See, there is a connection between honesty and grace. If I am not certain, absolutely positive, that a relationship is founded on grace, I won’t risk total honesty, whether it’s with a friend, a family member, or even my husband. The possibility of rejection and the threat of exposure are too much. I’m guessing you are the same way.
This affects our relationship with God, too. We have a mental grasp that He is loving and gracious, but until that truth gets hold of us at our core, we hide from Him just like Adam and Eve did.

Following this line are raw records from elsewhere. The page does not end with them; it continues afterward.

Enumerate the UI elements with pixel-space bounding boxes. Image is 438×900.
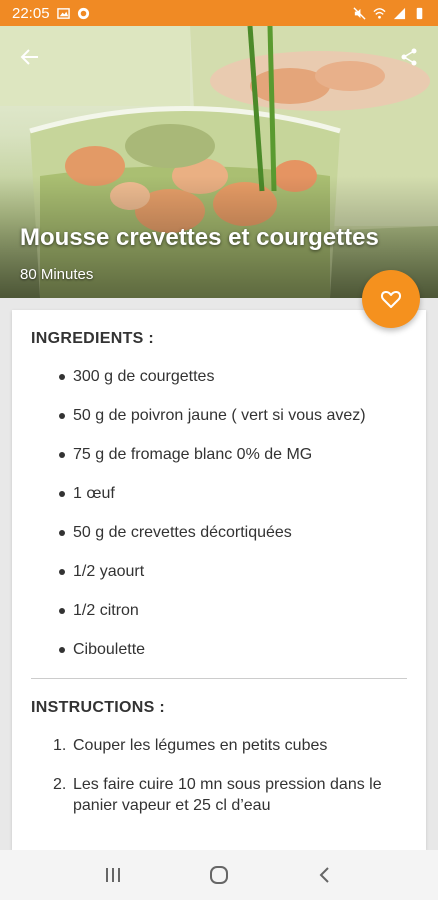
instructions-list: 1. Couper les légumes en petits cubes 2.… [31,735,407,816]
chevron-left-icon [319,867,329,883]
ingredients-list: 300 g de courgettes 50 g de poivron jaun… [31,366,407,660]
ingredient-item: 300 g de courgettes [31,366,407,387]
step-number: 2. [53,776,67,793]
recents-icon [106,868,120,882]
share-button[interactable] [392,40,426,74]
back-button[interactable] [13,40,47,74]
heart-outline-icon [380,290,402,308]
ingredient-item: 50 g de poivron jaune ( vert si vous ave… [31,405,407,426]
ingredient-item: 1 œuf [31,483,407,504]
home-icon [210,866,228,884]
status-bar: 22:05 [0,0,438,26]
ingredients-heading: INGREDIENTS : [31,330,155,347]
section-divider [31,678,407,679]
ingredient-item: 50 g de crevettes décortiquées [31,522,407,543]
arrow-back-icon [20,49,38,65]
favorite-button[interactable] [362,270,420,328]
signal-icon [393,7,406,20]
status-time: 22:05 [12,4,50,22]
app-notification-icon [77,7,90,20]
share-icon [401,48,417,66]
nav-home-button[interactable] [199,855,239,895]
nav-back-button[interactable] [305,855,345,895]
instruction-step: 1. Couper les légumes en petits cubes [31,735,407,756]
ingredient-item: Ciboulette [31,639,407,660]
mute-icon [353,6,366,20]
recipe-hero: Mousse crevettes et courgettes 80 Minute… [0,26,438,298]
step-number: 1. [53,737,67,754]
wifi-icon [373,7,386,20]
recipe-duration: 80 Minutes [20,266,94,283]
recipe-title: Mousse crevettes et courgettes [20,224,379,251]
system-nav-bar [0,850,438,900]
recipe-card: INGREDIENTS : 300 g de courgettes 50 g d… [12,310,426,850]
ingredient-item: 75 g de fromage blanc 0% de MG [31,444,407,465]
ingredient-item: 1/2 yaourt [31,561,407,582]
nav-recents-button[interactable] [93,855,133,895]
instructions-heading: INSTRUCTIONS : [31,699,165,716]
step-text: Couper les légumes en petits cubes [73,737,328,754]
instruction-step: 2. Les faire cuire 10 mn sous pression d… [31,774,407,816]
ingredient-item: 1/2 citron [31,600,407,621]
image-notification-icon [56,7,70,20]
battery-icon [413,7,426,20]
step-text: Les faire cuire 10 mn sous pression dans… [73,776,382,814]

Even though He invites us to come to Him dozens of times over and promises us rest and acceptance and love when we do, we still struggle with being honest with God.
Maybe it conjures up images of an interrogation room with bright lights, forcing us to a sweat-drenched confession. Maybe it’s more like a swath of red marks when we’ve tried, only to fail miserably. Or maybe we hear God in a voice that sounds far too much like someone else, someone we could never please or satisfy.
Genuine honesty with God isn’t like that at all. In fact, it is a supreme expression of our faith in His goodness. It underscores our utter trust in His boundless grace. It demonstrates a desire for deep intimacy with Him in our willingness to turn loose of anything and everything that might stand in the way of that.
In Isaiah, God offers one of His many invitations.
“Come now, and let us reason together,” says the Lord. “Though your sins are like scarlet, they shall be as white as snow; though they are red like crimson, they shall be as wool.” Isaiah 1:18
It’s an invitation to honesty, and it’s backed with a promise of grace. That’s an invitation worth accepting.